22.04.2024
Gespräch mit Vertretern der ALE und von Abgeordneten im Bayerischen Landtag

Das Amt für Ländliche Entwicklung in Bayern (ALE) setzt das Ziel des Freistaates Bayern um, den ländlichen Raum zu entwickeln und zu stärken. Die Dienstgebiete entsprechen dabei den Regierungsbezirken. Die Ämter für Ländliche Entwicklung arbeiten eng mit über 1.600 Gemeinden Bayerns in rund 2.600 Projekten zusammen, um attraktive Lebens- und Standortbedingungen für etwa eine Million Bürger im ländlichen Raum zu schaffen. Zusätzlich kooperieren sie mit rund 900 Gemeinden in über 100 interkommunalen Projekten. Um dies finanziell stemmen zu können, sind die Ämter auch auf Bundeszuschüsse angewiesen.
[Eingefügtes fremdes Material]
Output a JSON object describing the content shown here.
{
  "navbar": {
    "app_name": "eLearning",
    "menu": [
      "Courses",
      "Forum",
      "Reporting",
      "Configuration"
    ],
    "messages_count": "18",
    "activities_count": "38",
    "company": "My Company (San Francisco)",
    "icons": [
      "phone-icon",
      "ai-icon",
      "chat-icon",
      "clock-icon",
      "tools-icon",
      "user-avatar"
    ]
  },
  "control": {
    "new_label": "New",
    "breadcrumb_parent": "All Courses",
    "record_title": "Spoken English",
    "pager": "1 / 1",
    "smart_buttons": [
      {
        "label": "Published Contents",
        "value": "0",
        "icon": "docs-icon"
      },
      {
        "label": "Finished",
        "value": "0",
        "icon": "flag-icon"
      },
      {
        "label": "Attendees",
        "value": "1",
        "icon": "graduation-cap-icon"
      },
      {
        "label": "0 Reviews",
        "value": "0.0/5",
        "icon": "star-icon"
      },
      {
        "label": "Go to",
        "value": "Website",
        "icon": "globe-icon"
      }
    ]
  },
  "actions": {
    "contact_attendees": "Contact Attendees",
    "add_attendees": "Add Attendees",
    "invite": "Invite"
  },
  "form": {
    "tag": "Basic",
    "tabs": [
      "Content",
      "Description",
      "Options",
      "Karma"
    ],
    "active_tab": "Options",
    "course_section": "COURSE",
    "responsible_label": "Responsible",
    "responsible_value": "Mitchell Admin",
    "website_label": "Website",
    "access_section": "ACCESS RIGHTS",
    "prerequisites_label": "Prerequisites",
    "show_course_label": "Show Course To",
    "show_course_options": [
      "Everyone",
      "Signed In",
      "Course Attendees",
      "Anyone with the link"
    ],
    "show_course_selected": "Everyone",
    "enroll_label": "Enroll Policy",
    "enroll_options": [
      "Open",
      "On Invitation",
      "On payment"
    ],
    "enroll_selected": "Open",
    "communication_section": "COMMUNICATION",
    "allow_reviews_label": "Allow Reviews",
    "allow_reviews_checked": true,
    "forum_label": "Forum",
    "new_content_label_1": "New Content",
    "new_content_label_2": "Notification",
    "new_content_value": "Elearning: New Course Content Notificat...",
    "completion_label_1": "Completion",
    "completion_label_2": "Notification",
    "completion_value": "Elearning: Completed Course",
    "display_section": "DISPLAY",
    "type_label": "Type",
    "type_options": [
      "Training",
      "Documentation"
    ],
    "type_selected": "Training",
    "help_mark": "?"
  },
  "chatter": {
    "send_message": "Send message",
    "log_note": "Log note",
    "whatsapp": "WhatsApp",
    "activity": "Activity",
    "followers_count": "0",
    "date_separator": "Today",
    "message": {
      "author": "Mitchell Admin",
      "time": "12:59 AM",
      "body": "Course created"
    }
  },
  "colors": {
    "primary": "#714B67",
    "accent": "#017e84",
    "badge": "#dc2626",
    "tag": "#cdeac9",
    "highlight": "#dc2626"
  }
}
Der Behördenleiter des Amts für Ländliche Entwicklung Unterfranken, Herr Jürgen Eisentraut, hatte sich bereits im Juli vergangenen Jahres an alle damaligen unterfränkischen Abgeordneten gewandt. Es ging dabei um die Kürzungen bei der Gemeinschaftsaufgabe Agrarstruktur- und Küstenschutz (GAK) des Bundesministeriums für Ernährung und Landwirtschaft im Bundeshaushalt 2024, welcher nun auch so wie befürchtet verabschiedet worden ist. Laut Herrn Eisentraut haben diese Kürzungen dramatische Auswirkungen und würden u. a. einen Förderstopp von zahlreichen Projekten der Ländlichen Entwicklung (z. B. Dorferneuerung, ILE…) bedeuten. So würde z. B. Unterfranken mehr als ein Drittel seiner Fördermittel verlieren – was für Kommunen und deren Bürgerinnen und Bürger schmerzhaft wäre.
Daher wandte sich der Behördenleiter des ALE Unterfranken an den Landtagsabgeordneten Felix von Zobel und bat um ein Gespräch im Bayerischen Landtag. Es war klar, dass der Förderstopp der Bundesregierung auch die anderen Bezirke in Bayern betreffen. Und so wurden zu dem Austausch im Maximilianeum auch die Behördenleiter der anderen Bezirke sowie die Abgeordneten aus diesen eingeladen.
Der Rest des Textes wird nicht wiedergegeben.